Previously, we used the var() function to calculate the variance statistic of a sample for a single variable. A closely related statistic is the covariance, calculated by the cov() function.

cov(weight, age)
## [1] 26.63442

The covariance will be positive if the two variables tend to have large/positive at the same time, and small/negative values at the same time. Unfortunately, we often cannot tell what is a “large” value of the covariance without some additional information, most often how much the two variables vary individually. We will explore how to handle that in the next statistic.

Below, we break down the covariance into the contributions by each point. Notice that the points in the first and third quadrants have positive contributions, while the points in the second and fourth quadrants have negative contributions. Also note that the points farthest in the corners, far from the mean of both variables or the centroid, have the biggest contributions. (Don’t worry about the large block of code, we will not expect you to plot things like this, but it is an illustration of what R is capable of.)
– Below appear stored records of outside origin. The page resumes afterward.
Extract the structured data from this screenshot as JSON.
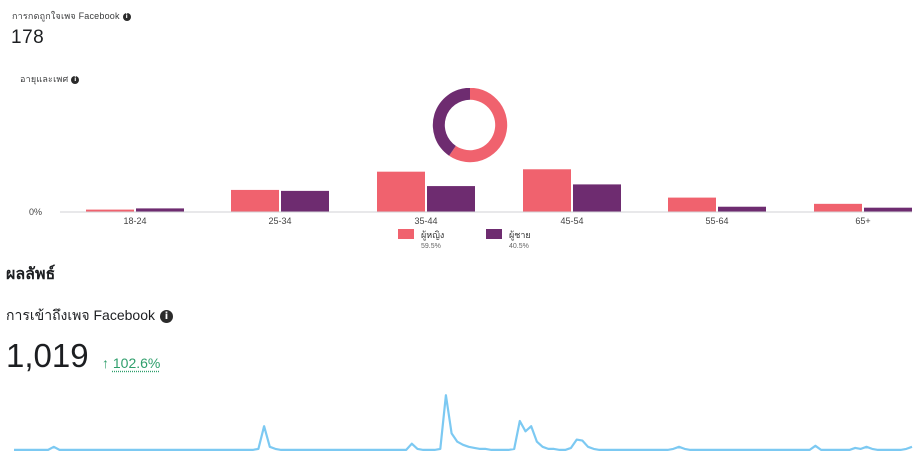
{
  "likes": {
    "label": "การกดถูกใจเพจ Facebook",
    "info_icon": "info-icon",
    "value": "178"
  },
  "age_gender": {
    "label": "อายุและเพศ",
    "info_icon": "info-icon"
  },
  "results": {
    "heading": "ผลลัพธ์",
    "reach_label": "การเข้าถึงเพจ Facebook",
    "reach_info_icon": "info-icon",
    "reach_value": "1,019",
    "reach_change_arrow": "↑",
    "reach_change_pct": "102.6%",
    "reach_change_color": "#2e9e6b"
  },
  "chart_data": [
    {
      "type": "pie",
      "labels": [
        "ผู้หญิง",
        "ผู้ชาย"
      ],
      "values": [
        59.5,
        40.5
      ],
      "colors": [
        "#f0626e",
        "#6e2c70"
      ],
      "title": "",
      "legend": "below"
    },
    {
      "type": "bar",
      "categories": [
        "18-24",
        "25-34",
        "35-44",
        "45-54",
        "55-64",
        "65+"
      ],
      "series": [
        {
          "name": "ผู้หญิง",
          "pct_label": "59.5%",
          "color": "#f0626e",
          "values": [
            1.0,
            9.2,
            16.8,
            17.8,
            6.0,
            3.4
          ]
        },
        {
          "name": "ผู้ชาย",
          "pct_label": "40.5%",
          "color": "#6e2c70",
          "values": [
            1.5,
            8.8,
            10.8,
            11.5,
            2.2,
            1.8
          ]
        }
      ],
      "y_zero_label": "0%",
      "ylim": [
        0,
        20
      ],
      "grid": false,
      "legend": "bottom"
    },
    {
      "type": "line",
      "series": [
        {
          "name": "",
          "color": "#7cc9f2",
          "values": [
            2,
            2,
            2,
            2,
            2,
            2,
            2,
            5,
            2,
            2,
            2,
            2,
            2,
            2,
            2,
            2,
            2,
            2,
            2,
            2,
            2,
            2,
            2,
            2,
            2,
            2,
            2,
            2,
            2,
            2,
            2,
            2,
            2,
            2,
            2,
            2,
            2,
            2,
            2,
            2,
            2,
            2,
            2,
            3,
            25,
            5,
            3,
            2,
            2,
            2,
            2,
            2,
            2,
            2,
            2,
            2,
            2,
            2,
            2,
            2,
            2,
            2,
            2,
            2,
            2,
            2,
            2,
            2,
            2,
            2,
            8,
            3,
            2,
            2,
            2,
            3,
            55,
            18,
            10,
            7,
            5,
            4,
            3,
            3,
            2,
            2,
            2,
            2,
            3,
            30,
            20,
            25,
            10,
            5,
            3,
            3,
            2,
            2,
            4,
            12,
            11,
            5,
            3,
            2,
            2,
            2,
            2,
            2,
            2,
            2,
            2,
            2,
            2,
            2,
            2,
            2,
            3,
            5,
            3,
            2,
            2,
            2,
            2,
            2,
            2,
            2,
            2,
            2,
            2,
            2,
            2,
            2,
            2,
            2,
            2,
            2,
            2,
            2,
            2,
            2,
            2,
            6,
            2,
            2,
            2,
            2,
            2,
            2,
            4,
            3,
            5,
            3,
            2,
            2,
            2,
            2,
            2,
            3,
            5
          ]
        }
      ],
      "ylim": [
        0,
        60
      ],
      "grid": false,
      "title": "",
      "xlabel": "",
      "ylabel": ""
    }
  ]
}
covparts <- (age - mean(age)) * (weight - mean(weight))
plot(age, weight, 
     main = "Scatterplot with point size=covariance contribution",
     col = ifelse(covparts > 0, rgb(0, 0, 1, 0.6), rgb(1, 0, 0, 0.6)),
     pch = 16, cex = abs(covparts)^0.33, 
     xlab = "Age", ylab = "Weight")
abline(h = mean(weight), col = "black")
abline(v = mean(age), col = "black")
legend("bottomright", legend = c("Positive", "Negative"),
       pch = 16, col = c(rgb(0,0,1,0.6), rgb(1,0,0,0.6)))
labs <- c(4,16,18,22)
text(age[labs], weight[labs], 
     round(covparts[labs], 1), adj = c(0.5, 0.25),
     cex = abs(covparts[labs])^0.1 / 1.5)

3.2.2 Correlation

We can calculate the sample correlation using the cor() function.

cor(weight, age)
## [1] 0.908391

Correlation solves one of the problems with the covariance by scaling by the standard deviations of the two variables.

cov(weight, age) / (sd(weight) * sd(age))
## [1] 0.908391

The correlation will always be between -1 and 1, with 1 representing perfect linearity sloping upward, and -1 representing perfect linearity sloping downward.